Virgin Galactic, on the other hand, started its 2021 off in a holding pattern. The company’s SpaceShip II test at the end of last December — its first major flight out of the Spaceport America site in New Mexico – ended in abruptly after the ship’s engine failed to ignite. A subsequent redo test scheduled for February was also delayed to May after the company opted to make additional “technical checks.”
While these aren’t major setbacks in the same vein as say an exploding StarShip, VG’s continued delays have pushed back the company’s goal of commercial space tourism flights to at least 2022. They did not, however, impact Virgin Galactic’s unveiling of SpaceShip III in March.
In May, VG’s perseverance paid off when SpaceShip II successfully completed its rocket-powered test flight, flinging a pair of pilots and a cargo hold full of NASA experiments into the very upper reaches of the atmosphere. The following month, Virgin Galactic received approval from the FAA to begin commercial operations, becoming the first such company to secure permission from the aviation industry. With the FAA’s blessing firmly in hand, Virgin Galactic decided to blast CEO Sir Richard Branson into space — heedless of Blue Origin’s derisions — the following month. On July 11th, Branson and his crew did just that — well, technically.
Buoyed by the success of their boss’ flight, Virgin Galactic began offering tickets to would-be space tourists for the low, low discount price of $450,000. As of the start of November, more than 100 tickets have been sold.
Branson’s flight was not flawless, however, and that raised the ire of the FAA. During SpaceShip II’s landing, the spacecraft “deviated from its Air Traffic Control clearance as it returned to Spaceport America,” per the FAA. In a subsequent statement from the company, Virgin disagreed with the FAA’s characterization.
“When the vehicle encountered high altitude winds which changed the trajectory, the pilots and systems monitored the trajectory to ensure it remained within mission parameters,” the company argued. “Our pilots responded appropriately to these changing flight conditions exactly as they were trained and in strict accordance with our established procedures. Although the flight’s ultimate trajectory deviated from our initial plan, it was a controlled and intentional flight path that allowed Unity 22 to successfully reach space and land safely at our Spaceport in New Mexico. At no time were passengers and crew put in any danger as a result of this change in trajectory.” A brief investigation by the FAA eventually cleared the company to resume test flights.
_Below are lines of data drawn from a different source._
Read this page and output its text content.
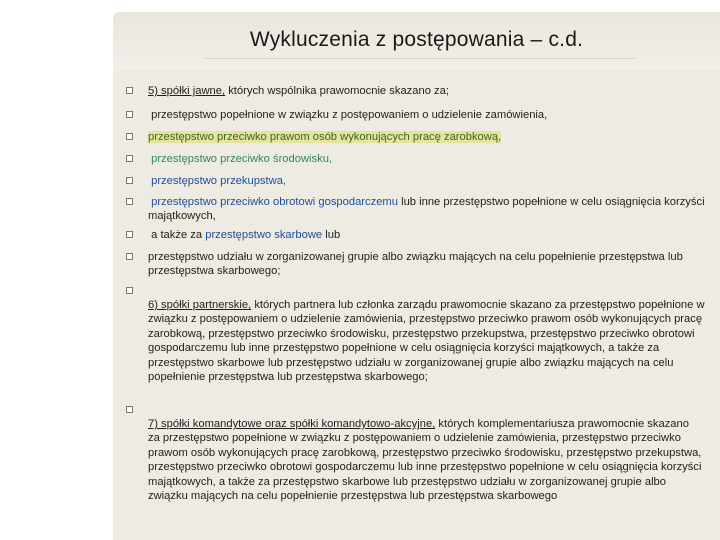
Wykluczenia z postępowania – c.d.

5) spółki jawne, których wspólnika prawomocnie skazano za;

przestępstwo popełnione w związku z postępowaniem o udzielenie zamówienia,

przestępstwo przeciwko prawom osób wykonujących pracę zarobkową,

przestępstwo przeciwko środowisku,

przestępstwo przekupstwa,

przestępstwo przeciwko obrotowi gospodarczemu lub inne przestępstwo popełnione w celu osiągnięcia korzyści majątkowych,

a także za przestępstwo skarbowe lub

przestępstwo udziału w zorganizowanej grupie albo związku mających na celu popełnienie przestępstwa lub przestępstwa skarbowego;

6) spółki partnerskie, których partnera lub członka zarządu prawomocnie skazano za przestępstwo popełnione w związku z postępowaniem o udzielenie zamówienia, przestępstwo przeciwko prawom osób wykonujących pracę zarobkową, przestępstwo przeciwko środowisku, przestępstwo przekupstwa, przestępstwo przeciwko obrotowi gospodarczemu lub inne przestępstwo popełnione w celu osiągnięcia korzyści majątkowych, a także za przestępstwo skarbowe lub przestępstwo udziału w zorganizowanej grupie albo związku mających na celu popełnienie przestępstwa lub przestępstwa skarbowego;

7) spółki komandytowe oraz spółki komandytowo-akcyjne, których komplementariusza prawomocnie skazano za przestępstwo popełnione w związku z postępowaniem o udzielenie zamówienia, przestępstwo przeciwko prawom osób wykonujących pracę zarobkową, przestępstwo przeciwko środowisku, przestępstwo przekupstwa, przestępstwo przeciwko obrotowi gospodarczemu lub inne przestępstwo popełnione w celu osiągnięcia korzyści majątkowych, a także za przestępstwo skarbowe lub przestępstwo udziału w zorganizowanej grupie albo związku mających na celu popełnienie przestępstwa lub przestępstwa skarbowego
Despite these advances in private spaceflight systems, don’t expect the space tourism industry to take off before at least the start of the next decade. If Virgin Galactic’s recent price hike from $250,000 to $450,000 per ticket is any indication, very few people will be able to afford such a trip for the foreseeable future. So while two of the world’s richest men may have had the honor of temporarily escaping our gravity well, don’t think you’ll get your chance anytime soon — unless you can win it like a Golden Ticket like Keisha S did.